The company says that they only distribute the patches that are required by the current hardware, and only to those who have the necessary hardware to install the security updates.

So, for example, if you buy a new laptop that’s running Windows 7, you’re not required to install any updates.

That’s a little surprising given the company’s previous statement that only those who bought the new machines that are running Windows 8.1, 8.2, 8, or 8.3 will be required to update their PCs.

So while the new patch is expected to be deployed to all of the machines that have the hardware required for the upgrade, some of the patches may not be available to those users.

This means that those users will have to download the updates from Microsoft’s website, and then wait for the patches in order to upgrade to the new hardware.

“We only distribute updates to those customers who are in compliance with Microsoft’s software update policy,” a Microsoft spokesperson told TechRadar.

“If you have been told otherwise, you should check your hardware or firmware version.”

The company notes that this applies to both older and newer machines, and says that customers who have not installed the updates on their machines “should check their hardware for the correct version of Windows”.

Microsoft has released a patch for the vulnerability that was discovered on Thursday, which fixes the issue for users running Windows XP, Windows Server 2003, Windows Vista, Windows 7 and Windows 8, and for Windows XP Professional, Windows 2000 Professional, and Windows Server 2000.

Microsoft’s previous guidance to customers on when they should upgrade their PCs stated that “if you have not already upgraded, we recommend that you upgrade immediately.”

But that guidance did not say that customers should wait until they had upgraded their machines to the latest version of the operating system.

That guidance was only issued for those users who purchased the machines with the hardware necessary for the upgraded version of OS to install.

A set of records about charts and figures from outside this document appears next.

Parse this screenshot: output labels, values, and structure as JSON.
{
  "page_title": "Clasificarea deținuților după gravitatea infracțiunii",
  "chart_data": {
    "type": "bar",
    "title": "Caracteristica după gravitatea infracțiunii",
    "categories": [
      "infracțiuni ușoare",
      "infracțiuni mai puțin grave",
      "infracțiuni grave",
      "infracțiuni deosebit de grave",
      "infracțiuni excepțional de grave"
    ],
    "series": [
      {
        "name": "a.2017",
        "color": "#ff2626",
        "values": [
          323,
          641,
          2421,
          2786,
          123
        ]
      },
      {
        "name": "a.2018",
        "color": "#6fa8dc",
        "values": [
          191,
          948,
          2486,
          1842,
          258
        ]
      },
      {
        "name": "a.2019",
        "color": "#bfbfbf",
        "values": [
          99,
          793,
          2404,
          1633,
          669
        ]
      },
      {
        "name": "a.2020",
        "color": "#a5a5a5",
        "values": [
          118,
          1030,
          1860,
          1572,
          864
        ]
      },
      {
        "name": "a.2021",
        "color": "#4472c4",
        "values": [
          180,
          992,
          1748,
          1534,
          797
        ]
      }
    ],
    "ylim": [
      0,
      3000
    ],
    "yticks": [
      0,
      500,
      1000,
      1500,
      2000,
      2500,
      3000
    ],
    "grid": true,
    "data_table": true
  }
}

“For all machines that we sell, we only distribute security updates when they are required for OS upgrade, such as in the case of Windows Server 2008 R2 and Windows Vista SP1, or in the Case of Windows XP Server 2003,” the company wrote in its new guidance.

Microsoft also said that customers could request that the patches be delivered to them at any time, but that customers were not required “to wait for Windows 10 to roll-out patches.”

“If your machine has been configured with a previous version of Microsoft Windows, we strongly recommend that it upgrade to a current version of that OS,” the spokesperson said.

The security patch issued by Microsoft has been available for download for a few weeks now, but it’s not clear whether any users have yet installed it.

Windows 10 is the most popular operating system in the world, and has become increasingly popular over the past few years.

It has grown to include more than 100 million devices, and more than 80 percent of all PCs sold in the US are running the OS.

Microsoft said that it is “working with partners to provide the latest and greatest updates for the Windows 10 operating system,” and that it will release a patch in the coming weeks.